In order to make the summary report (bps report) faster, the plugin uses summary information available with the DAGMan job. For a running DAG, this status can lag behind by a few minutes. Also, DAGMan tracks deletion of individual jobs as failures (no separate counts for deleted jobs). So the summary report flag column will show F when there are either failed or deleted jobs. If getting a detailed report (bps report --id <id>), the plugin reads detailed job information from files. So, the detailed report can distinguish between failed and deleted jobs, and thus will show D in the flag column for a running workflow if there is a deleted job.

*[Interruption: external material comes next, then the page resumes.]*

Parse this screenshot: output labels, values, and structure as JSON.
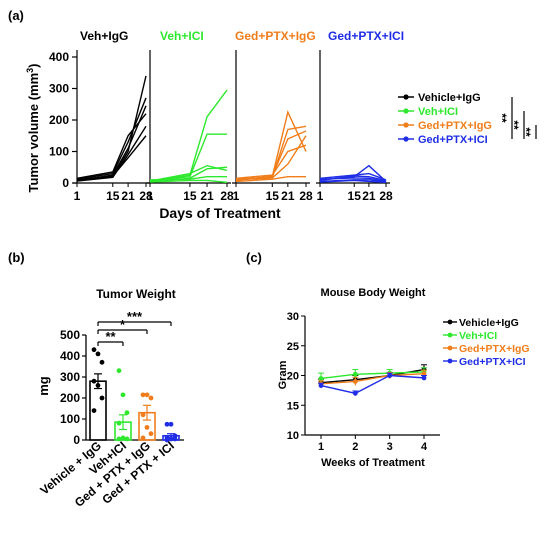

Occasionally, some jobs are put on hold by HTCondor. To see the reason why jobs are being held, use

condor_q -hold <id>    # to see a specific job being held
condor-q -hold <user>  # to see all held jobs owned by the user

Canceling submitted jobs

See bps cancel.

If jobs are hanging around in the queue with an X status in the report displayed by bps report, you can add the following to force delete those jobs from the queue

--pass-thru "-forcex"

Restarting a failed run

See bps restart.

A valid run id is one of the following:

  • job id, e.g., 1234.0 (using just the cluster id, 1234, will also work),

  • global job id (e.g., sdfrome002.sdf.slac.stanford.edu#165725.0#1699393748),

  • run’s submit directory (e.g., /sdf/home/m/mxk/lsst/bps/submit/u/mxk/pipelines_check/20230713T135346Z).

Note

If you don’t remember any of the run’s id you may try running

bps report --username <username> --hist <n>

where <username> and <n> are respectively your user account and the number of past days you would like to include in your search. Keep in mind though that availability of the historical records depends on the HTCondor configuration and the load of the computational resource in use. Consequently, you may still get no results and using the submit directory remains your only option.

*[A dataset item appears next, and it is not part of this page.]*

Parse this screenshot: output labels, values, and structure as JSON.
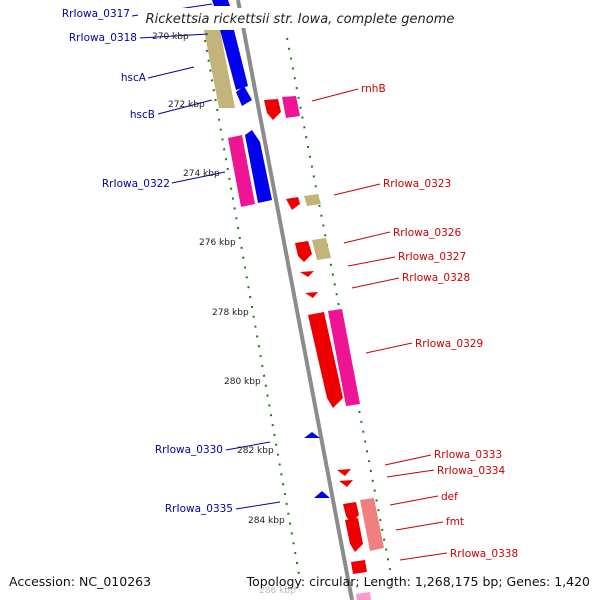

When execution of a workflow is managed by HTCondor, the BPS is able to instruct it to automatically retry jobs which failed due to exceeding their memory allocation with increased memory requirements (see the documentation of memoryMultiplier option for more details). However, these increased memory requirements are not preserved between restarts. For example, if a job initially run with 2 GB of memory and failed because of exceeding the limit, HTCondor will retry it with 4 GB of memory. However, if the job and as a result the entire workflow fails again due to other reasons, the job will ask for 2 GB of memory during the first execution after the workflow is restarted.

Troubleshooting

Where is stdout/stderr from pipeline tasks?

For now, stdout/stderr can be found in files in the run submit directory.

Why did my submission fail?

Check the *.dag.dagman.out in run submit directory for errors, in particular for ERROR: submit attempt failed.